At Intuit’s annual conference, QuickBooks Connect, some details were shared about the latest version of their QuickBooks Online APITrack this API, currently open to partners. Included was a look at the Payroll functionality long desired by Intuit’s developer community.
The v4 API, available in a limited beta with select partners will cross all of the QuickBooks domains to cover use cases such as working with accounting forms and lists, processing payments, refunding charges and managing credit cards and bank accounts. New to the API will be payroll functionality such as the enablement of third-party time tracking and the ability for benefits providers to connect directly to QuickBooks Online(QBO) to provision deductions, benefits and pensions, and sync employee contributions and time by payroll items. Also new is the availability of financial data around sales, purchases, and expenses.
QuickBooks API Moves to GraphQL
Also new is that the v4 API has been built from the ground up using GraphQL. The advantage of this approach according to Intuit’s Director of Engineering, Rajashree Pimpalkhare, is that it allows for developers to make very targeted queries. This helps make it easier for apps to comply to regulations since extra data is not returned in the response payloads. An additional benefit is that by allowing for a single query and limiting the payloads to only the desired data, the API becomes less chatty than its RESTful counterpart.
Of course we’ve seen the connected nature of GraphQL be exploited by bad actors, such as the Facebook/Cambridge Analytica scandal earlier this year. When asked about security concerns during development of the API, Pimpalkhare explained how security cannot happen in just one place.

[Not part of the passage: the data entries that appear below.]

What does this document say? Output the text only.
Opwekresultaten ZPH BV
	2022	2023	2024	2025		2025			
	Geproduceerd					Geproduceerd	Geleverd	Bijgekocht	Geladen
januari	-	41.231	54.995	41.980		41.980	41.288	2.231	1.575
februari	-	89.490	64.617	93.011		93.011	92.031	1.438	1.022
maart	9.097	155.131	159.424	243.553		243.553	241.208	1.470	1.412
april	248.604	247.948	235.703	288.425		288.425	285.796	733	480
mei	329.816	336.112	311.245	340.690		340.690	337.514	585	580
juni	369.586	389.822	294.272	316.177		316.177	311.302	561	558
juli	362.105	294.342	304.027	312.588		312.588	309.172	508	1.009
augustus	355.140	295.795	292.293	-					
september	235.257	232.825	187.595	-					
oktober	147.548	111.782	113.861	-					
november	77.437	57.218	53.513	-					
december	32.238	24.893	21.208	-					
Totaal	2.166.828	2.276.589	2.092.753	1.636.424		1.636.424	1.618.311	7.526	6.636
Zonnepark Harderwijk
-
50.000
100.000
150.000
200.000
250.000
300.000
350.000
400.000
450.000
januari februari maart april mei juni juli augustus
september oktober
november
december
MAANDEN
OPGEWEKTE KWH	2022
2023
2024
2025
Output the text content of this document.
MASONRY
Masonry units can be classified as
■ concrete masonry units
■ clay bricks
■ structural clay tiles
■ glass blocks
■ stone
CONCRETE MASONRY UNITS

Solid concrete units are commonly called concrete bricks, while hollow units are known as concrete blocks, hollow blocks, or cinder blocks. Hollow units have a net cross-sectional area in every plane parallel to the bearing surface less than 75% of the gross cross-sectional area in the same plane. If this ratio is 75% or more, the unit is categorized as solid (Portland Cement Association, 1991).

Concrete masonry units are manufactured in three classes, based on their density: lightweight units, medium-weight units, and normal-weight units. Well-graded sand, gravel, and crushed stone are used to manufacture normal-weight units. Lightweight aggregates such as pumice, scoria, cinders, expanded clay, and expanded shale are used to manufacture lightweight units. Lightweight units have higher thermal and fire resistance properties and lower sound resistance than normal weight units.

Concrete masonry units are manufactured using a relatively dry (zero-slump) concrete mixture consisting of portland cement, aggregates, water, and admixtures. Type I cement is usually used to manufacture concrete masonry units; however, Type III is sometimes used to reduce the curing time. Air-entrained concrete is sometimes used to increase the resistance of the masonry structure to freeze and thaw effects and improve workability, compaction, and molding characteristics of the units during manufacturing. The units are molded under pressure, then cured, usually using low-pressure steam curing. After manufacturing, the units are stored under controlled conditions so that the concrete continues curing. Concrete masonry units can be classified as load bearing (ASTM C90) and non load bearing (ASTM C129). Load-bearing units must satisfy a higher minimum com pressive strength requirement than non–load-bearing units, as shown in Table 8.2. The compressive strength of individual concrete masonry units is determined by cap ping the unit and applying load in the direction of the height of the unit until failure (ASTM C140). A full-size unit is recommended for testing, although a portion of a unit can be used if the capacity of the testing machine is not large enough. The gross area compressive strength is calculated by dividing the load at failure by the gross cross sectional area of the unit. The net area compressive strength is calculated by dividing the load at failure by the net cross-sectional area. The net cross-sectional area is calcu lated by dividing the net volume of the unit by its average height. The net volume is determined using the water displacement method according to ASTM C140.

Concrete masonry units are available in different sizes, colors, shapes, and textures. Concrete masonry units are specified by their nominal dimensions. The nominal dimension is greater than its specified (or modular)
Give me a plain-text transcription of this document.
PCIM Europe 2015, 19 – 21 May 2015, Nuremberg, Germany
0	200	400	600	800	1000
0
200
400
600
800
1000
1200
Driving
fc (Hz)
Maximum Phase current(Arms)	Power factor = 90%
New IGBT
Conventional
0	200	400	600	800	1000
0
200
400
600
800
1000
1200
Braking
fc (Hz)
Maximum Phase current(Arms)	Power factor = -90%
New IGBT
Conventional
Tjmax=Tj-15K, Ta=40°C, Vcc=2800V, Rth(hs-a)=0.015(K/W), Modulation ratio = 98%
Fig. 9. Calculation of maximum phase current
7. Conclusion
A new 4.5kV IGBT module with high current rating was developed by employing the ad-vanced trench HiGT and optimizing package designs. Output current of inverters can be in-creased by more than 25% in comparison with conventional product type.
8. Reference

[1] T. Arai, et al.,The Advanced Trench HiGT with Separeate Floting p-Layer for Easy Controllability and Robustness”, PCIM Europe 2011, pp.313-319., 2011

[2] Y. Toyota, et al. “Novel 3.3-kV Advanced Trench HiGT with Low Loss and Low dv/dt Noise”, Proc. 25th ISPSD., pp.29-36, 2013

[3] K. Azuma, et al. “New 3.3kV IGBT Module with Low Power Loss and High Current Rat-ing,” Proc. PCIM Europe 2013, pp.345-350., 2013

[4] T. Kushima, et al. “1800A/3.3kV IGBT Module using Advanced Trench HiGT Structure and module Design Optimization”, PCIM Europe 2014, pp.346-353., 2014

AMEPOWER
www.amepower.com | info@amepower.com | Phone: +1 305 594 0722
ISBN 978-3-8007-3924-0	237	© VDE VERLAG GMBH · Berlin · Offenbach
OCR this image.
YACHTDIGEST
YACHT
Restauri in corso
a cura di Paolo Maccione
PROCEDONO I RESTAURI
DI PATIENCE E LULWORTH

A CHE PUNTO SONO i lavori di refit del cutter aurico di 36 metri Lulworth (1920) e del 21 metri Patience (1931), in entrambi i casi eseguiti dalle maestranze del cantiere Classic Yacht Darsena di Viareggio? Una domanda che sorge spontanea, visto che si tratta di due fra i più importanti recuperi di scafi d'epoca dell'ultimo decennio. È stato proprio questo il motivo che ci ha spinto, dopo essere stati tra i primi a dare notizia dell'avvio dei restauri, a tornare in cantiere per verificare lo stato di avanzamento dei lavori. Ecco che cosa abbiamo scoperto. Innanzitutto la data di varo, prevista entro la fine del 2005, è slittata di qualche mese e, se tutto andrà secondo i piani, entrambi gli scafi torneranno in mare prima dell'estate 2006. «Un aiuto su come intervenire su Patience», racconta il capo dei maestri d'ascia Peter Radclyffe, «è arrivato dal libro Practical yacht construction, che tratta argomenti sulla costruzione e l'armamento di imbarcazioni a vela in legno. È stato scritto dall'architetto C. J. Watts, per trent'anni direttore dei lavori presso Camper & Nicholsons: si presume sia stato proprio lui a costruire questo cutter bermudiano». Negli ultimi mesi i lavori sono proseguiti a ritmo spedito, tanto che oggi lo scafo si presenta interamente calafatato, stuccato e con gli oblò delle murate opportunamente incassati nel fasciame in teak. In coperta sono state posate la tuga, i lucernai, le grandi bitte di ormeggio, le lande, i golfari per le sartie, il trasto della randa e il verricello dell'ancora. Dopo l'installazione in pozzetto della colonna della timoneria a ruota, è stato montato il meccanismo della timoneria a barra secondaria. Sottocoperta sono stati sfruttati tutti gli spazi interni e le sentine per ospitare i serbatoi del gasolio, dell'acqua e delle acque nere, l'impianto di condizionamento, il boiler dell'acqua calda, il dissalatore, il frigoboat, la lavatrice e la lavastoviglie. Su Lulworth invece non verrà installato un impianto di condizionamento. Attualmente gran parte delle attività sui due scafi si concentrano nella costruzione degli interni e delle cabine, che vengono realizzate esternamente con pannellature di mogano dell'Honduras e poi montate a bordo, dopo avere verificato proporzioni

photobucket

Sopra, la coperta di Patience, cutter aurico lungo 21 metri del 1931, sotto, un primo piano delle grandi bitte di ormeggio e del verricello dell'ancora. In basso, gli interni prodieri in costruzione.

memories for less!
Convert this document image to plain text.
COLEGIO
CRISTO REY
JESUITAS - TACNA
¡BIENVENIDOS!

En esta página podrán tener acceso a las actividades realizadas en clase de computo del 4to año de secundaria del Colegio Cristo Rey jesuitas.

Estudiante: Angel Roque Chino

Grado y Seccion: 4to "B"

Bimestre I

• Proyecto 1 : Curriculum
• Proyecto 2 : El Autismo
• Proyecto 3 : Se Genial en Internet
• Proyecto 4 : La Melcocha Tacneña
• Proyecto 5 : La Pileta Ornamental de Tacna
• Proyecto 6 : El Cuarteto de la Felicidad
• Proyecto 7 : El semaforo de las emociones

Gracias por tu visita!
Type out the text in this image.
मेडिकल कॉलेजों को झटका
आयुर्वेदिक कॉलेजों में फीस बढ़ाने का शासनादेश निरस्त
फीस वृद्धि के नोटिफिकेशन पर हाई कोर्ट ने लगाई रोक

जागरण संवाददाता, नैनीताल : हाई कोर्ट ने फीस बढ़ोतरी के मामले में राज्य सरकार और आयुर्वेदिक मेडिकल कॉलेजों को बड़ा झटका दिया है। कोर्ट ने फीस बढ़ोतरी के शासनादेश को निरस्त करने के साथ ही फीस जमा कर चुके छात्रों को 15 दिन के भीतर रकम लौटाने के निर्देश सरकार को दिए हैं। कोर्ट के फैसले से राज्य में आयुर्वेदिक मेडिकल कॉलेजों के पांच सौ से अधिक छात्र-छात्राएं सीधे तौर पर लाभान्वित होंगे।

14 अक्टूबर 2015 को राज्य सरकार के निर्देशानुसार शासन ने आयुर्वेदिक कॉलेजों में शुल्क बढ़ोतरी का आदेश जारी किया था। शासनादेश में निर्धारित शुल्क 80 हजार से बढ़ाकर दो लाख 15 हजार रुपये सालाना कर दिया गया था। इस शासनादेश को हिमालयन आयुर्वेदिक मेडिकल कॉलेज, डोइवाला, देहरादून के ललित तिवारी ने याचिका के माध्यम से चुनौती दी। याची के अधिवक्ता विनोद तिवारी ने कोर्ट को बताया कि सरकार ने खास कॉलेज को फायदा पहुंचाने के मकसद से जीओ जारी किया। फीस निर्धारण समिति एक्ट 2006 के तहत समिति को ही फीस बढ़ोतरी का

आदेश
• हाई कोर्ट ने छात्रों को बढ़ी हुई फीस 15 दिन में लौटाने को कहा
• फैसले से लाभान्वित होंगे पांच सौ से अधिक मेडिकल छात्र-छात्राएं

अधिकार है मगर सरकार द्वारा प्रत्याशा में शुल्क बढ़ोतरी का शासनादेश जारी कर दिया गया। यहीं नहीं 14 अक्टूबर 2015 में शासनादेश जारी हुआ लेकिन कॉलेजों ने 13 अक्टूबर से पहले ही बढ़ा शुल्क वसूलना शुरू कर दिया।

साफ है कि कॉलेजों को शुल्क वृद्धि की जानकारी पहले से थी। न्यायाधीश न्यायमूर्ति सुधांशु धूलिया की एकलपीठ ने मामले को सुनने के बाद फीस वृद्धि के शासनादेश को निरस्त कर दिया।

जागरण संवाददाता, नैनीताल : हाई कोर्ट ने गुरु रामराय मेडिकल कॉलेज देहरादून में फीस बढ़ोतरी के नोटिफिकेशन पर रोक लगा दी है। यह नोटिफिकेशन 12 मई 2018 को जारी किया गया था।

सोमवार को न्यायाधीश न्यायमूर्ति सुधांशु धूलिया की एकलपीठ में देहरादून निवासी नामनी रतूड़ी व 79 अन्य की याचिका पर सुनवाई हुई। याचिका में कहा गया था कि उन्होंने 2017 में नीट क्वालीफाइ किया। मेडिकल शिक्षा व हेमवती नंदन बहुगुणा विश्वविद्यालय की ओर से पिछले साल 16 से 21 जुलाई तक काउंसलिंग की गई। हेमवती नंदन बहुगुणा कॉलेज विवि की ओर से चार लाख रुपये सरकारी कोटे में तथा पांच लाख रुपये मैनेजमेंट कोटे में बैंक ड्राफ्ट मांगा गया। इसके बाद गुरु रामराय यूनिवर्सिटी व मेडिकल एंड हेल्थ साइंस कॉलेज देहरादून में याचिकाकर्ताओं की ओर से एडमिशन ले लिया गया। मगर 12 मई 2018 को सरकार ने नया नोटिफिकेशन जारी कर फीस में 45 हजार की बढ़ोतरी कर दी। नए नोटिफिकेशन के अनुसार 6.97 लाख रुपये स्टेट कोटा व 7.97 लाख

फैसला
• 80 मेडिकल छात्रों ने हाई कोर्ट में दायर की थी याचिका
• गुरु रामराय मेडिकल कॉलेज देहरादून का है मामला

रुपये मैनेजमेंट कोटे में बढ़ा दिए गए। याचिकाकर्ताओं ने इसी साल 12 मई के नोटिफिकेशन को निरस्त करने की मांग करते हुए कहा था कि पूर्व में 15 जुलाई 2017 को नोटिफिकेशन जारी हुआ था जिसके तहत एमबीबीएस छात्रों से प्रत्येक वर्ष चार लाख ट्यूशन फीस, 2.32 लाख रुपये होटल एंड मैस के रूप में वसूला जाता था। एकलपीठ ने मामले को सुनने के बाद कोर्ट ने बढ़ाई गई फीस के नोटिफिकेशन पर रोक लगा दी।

“We want to protect our customers at multiple levels. So the first level we want to protect our customers is by making sure we only have the right players in the ecosystem and that’s the developers as well as the apps they develop.”
Another important piece occurs when a customer connects to an app. During this step they explicitly give consent for the app to connect to their data. This access is limited to a customer’s data file only and does not extend to any external data that may be contained within the graph.
Pimpalkhare explained that the connection experiences are being changed to give explicit information to the user about what data will be accessed and what the app may use it for. With v4, those experiences are being designed to be more granular and give the customer the ability to approve or deny access to that data.
“We want to get a step further and make sure the customer really understands what it means to give access to data...we want to be the stewards of our customers data.”
Intuit Embraces Open APIs
Recently ProgrammableWeb has covered the trend of a number of API providers restricting or even shutting down their open API program. However, one of the clear themes of QuickBooks Connect is Intuit’s embrace of small developers.
This was seen on the weekend leading up to the event when the Small Business Hackathon was held. 42 teams competed over two days with the goal of building a solution that helps solve real world problems faced by small businesses. Previous winners of the Small Business Hackathon have gone on to compete in Intuit’s annual $100K Small Business App Showdown contest.
I spoke with Alex Barnett, Intuit’s Director of Developer and Partner Platform and he explained how the company views its developer ecosystem.
“QBO is all about solving the most important business problems for our small business customers...we just simply know that we can’t solve all of those problems alone. That’s where developers come in. They come in to solve glaring gaps within QBO or they complement what we do but add additional features, or in some cases those apps are doing almost exactly the same things but with very specific workflows for specific industries. Often in a localized way.”
In looking at the ROI that Intuit realizes from an open API program, Barnett insists that it’s worth considering the end customer benefit. He pointed out how users of third-party apps that integrate with QBO save an estimated 3.5 hours per month due to the automation of processes previously done by hand.
“It helps customers save time when they are using 3rd party apps...We know that when a customer connects to a 3rd party app, they stay with us longer, their retention increases, they’re getting more value out of the platform and they are saving more time.”
Intuit provides an example that running an open API program can still work and can offer value to both developers and providers alike. Asked about the early API strategy, Barnett explained that Intuit started by working with trusted partners on a small set of APIs. That allowed the team to learn what was working and what wasn't and iterate on that. Then over time, the APIs were expanded and released to a wider set of developers.